Le philosophe distingue alors deux appareils d’État. L'un, répressif, est constitué de la police, des tribunaux, de l'armée, de la prison, des différentes administrations, etc[6]. Il agit de manière régalienne[7]. L'autre, moins visible, est l'appareil idéologique d’État. Il est constitué de toutes les institutions permettant une transmission par les classes qui dirigent l’État de leur idéologie, comme l'institution scolaire, la religion, la famille, les syndicats, le sport, les médias de masse, etc. Toutes ces institutions apparaissent comme des superstructures, avec le projet psycho-social d'inculquer une vision du monde. Cela contribue à façonner les relations des classes sociales entre elles[8].

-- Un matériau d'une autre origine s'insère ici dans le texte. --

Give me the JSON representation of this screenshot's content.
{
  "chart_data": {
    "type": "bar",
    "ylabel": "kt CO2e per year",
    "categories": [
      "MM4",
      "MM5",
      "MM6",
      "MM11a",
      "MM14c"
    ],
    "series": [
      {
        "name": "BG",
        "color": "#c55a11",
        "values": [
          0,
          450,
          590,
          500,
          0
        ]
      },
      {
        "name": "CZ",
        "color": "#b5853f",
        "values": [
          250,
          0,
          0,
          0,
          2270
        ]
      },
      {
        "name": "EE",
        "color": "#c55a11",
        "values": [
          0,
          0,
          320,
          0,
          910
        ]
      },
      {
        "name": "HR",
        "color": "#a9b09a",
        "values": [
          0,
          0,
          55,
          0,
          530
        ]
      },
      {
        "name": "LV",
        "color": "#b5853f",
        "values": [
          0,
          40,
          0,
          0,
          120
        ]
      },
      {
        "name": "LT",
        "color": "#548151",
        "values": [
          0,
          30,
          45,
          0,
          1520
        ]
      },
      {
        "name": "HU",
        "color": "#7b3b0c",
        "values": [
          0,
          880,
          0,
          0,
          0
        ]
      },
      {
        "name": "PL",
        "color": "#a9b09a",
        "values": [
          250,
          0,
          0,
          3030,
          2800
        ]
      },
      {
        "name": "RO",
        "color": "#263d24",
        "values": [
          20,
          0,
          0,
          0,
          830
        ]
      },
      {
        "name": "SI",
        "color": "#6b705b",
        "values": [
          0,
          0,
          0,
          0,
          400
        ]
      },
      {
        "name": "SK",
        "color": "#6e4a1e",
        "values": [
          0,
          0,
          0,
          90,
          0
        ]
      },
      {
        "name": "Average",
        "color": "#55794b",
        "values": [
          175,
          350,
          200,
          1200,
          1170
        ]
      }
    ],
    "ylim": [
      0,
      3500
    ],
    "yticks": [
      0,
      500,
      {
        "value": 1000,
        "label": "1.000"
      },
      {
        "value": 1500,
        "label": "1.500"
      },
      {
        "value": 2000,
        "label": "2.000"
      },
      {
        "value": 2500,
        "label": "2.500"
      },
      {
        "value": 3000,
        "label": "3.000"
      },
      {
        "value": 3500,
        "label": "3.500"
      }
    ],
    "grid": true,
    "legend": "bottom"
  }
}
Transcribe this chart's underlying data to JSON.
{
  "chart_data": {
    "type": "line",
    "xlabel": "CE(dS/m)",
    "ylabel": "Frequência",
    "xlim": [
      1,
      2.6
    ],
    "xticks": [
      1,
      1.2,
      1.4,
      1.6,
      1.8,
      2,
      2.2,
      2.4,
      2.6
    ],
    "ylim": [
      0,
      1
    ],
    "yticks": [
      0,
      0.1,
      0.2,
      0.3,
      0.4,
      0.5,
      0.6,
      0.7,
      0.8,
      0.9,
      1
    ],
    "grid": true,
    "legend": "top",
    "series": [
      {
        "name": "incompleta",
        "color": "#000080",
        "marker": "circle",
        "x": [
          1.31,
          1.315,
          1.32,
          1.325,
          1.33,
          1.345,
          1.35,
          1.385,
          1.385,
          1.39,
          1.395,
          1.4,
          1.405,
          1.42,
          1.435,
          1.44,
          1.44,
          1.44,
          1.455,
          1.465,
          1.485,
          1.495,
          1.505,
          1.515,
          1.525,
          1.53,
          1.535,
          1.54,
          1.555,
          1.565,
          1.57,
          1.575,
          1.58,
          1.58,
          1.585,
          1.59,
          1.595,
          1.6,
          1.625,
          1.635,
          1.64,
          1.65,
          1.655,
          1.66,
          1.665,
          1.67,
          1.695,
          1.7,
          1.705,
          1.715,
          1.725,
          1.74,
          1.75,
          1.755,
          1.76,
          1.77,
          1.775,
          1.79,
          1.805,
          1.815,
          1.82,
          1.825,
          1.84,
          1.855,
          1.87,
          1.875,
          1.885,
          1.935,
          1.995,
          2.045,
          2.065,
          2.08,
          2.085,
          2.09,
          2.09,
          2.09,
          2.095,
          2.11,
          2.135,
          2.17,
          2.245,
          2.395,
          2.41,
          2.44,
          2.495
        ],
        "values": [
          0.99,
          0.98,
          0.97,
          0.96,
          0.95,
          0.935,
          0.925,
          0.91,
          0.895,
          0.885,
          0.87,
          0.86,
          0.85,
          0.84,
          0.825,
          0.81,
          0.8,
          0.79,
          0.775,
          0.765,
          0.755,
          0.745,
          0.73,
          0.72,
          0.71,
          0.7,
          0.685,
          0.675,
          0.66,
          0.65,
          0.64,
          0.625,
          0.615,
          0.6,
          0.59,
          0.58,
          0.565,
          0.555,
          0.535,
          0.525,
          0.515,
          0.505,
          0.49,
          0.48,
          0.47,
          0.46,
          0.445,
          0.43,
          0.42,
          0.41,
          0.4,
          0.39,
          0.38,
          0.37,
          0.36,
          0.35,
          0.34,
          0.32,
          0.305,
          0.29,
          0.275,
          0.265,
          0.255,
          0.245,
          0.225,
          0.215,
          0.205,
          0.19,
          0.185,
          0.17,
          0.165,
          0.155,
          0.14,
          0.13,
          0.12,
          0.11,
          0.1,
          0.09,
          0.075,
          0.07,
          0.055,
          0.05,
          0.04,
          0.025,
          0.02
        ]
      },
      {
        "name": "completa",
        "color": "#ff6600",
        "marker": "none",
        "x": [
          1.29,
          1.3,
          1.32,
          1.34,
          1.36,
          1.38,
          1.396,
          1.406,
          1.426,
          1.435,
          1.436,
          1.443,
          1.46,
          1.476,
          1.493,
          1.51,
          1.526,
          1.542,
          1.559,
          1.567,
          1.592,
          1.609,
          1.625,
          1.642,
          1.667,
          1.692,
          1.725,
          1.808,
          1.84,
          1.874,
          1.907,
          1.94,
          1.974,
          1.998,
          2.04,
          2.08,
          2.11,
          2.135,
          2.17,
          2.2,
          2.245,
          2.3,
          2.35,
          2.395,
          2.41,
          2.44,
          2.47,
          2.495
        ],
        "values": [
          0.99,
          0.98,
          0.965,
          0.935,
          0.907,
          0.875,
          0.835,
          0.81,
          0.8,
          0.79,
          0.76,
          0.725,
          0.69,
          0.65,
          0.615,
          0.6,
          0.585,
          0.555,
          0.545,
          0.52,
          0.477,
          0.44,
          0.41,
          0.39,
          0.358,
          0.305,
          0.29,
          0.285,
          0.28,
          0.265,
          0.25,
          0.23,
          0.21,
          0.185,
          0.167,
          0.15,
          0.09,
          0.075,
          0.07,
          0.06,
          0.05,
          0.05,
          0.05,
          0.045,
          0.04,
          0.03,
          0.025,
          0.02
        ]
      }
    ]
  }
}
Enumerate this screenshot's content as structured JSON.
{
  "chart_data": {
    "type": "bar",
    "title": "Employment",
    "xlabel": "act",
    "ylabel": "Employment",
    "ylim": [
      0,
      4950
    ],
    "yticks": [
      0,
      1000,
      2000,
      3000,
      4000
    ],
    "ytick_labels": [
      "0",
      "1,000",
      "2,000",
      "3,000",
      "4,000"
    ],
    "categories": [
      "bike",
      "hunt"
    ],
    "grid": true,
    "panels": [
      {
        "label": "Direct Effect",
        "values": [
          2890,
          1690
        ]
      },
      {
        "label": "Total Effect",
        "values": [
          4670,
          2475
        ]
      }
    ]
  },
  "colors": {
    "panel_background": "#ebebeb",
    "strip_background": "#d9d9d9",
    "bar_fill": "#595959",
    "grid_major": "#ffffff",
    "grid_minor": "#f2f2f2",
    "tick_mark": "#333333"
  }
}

Les appareils idéologiques d'État voient leur importance respective changer au cours des époques, en fonction des besoins des sociétés et des techniques disponibles (radio, télévision, etc.)[8].
Critiques et limites
Proximité avec d'autres théories
Si la formulation d'appareil idéologique d’État est althusserienne, plusieurs travaux des décennies précédentes exploraient déjà le rôle de l’État dans la transmission de valeurs, sans nécessairement utiliser l'argument marxiste de la superstructure. Max Weber analyse par exemple le rôle des systèmes religieux, juridiques, culturels ou scolaires en tant qu'instances de perpétuation de l'ordre social par la légitimation de l'idéologie[9] - [10].
Aussi, les travaux de Pierre Bourdieu et de ses collaborateurs devancent légèrement, dans leur forme publiée, ceux d'Althusser. En tant que sociologues critiques, ils se placent dans la démarche de Marx et de Weber pour analyser le système d'enseignement comme une instance de production et de légitimation idéologiques au même titre que les systèmes religieux ou juridiques[11].
Indistinction entre démocratie et fascisme
Dans L’État-stratège, Pierre Bauby souligne le manque de précision d'Althusser dans son analyse de l'AIE. Le philosophe considère en effet de la même manière la démocratie libérale et le fascisme, alors que, remarque Bauby, la nécessité pour les régimes fascistes de produire un consentement de masse les conduit à assurer un contrôle complet sur l'ensemble des institutions de la société[5].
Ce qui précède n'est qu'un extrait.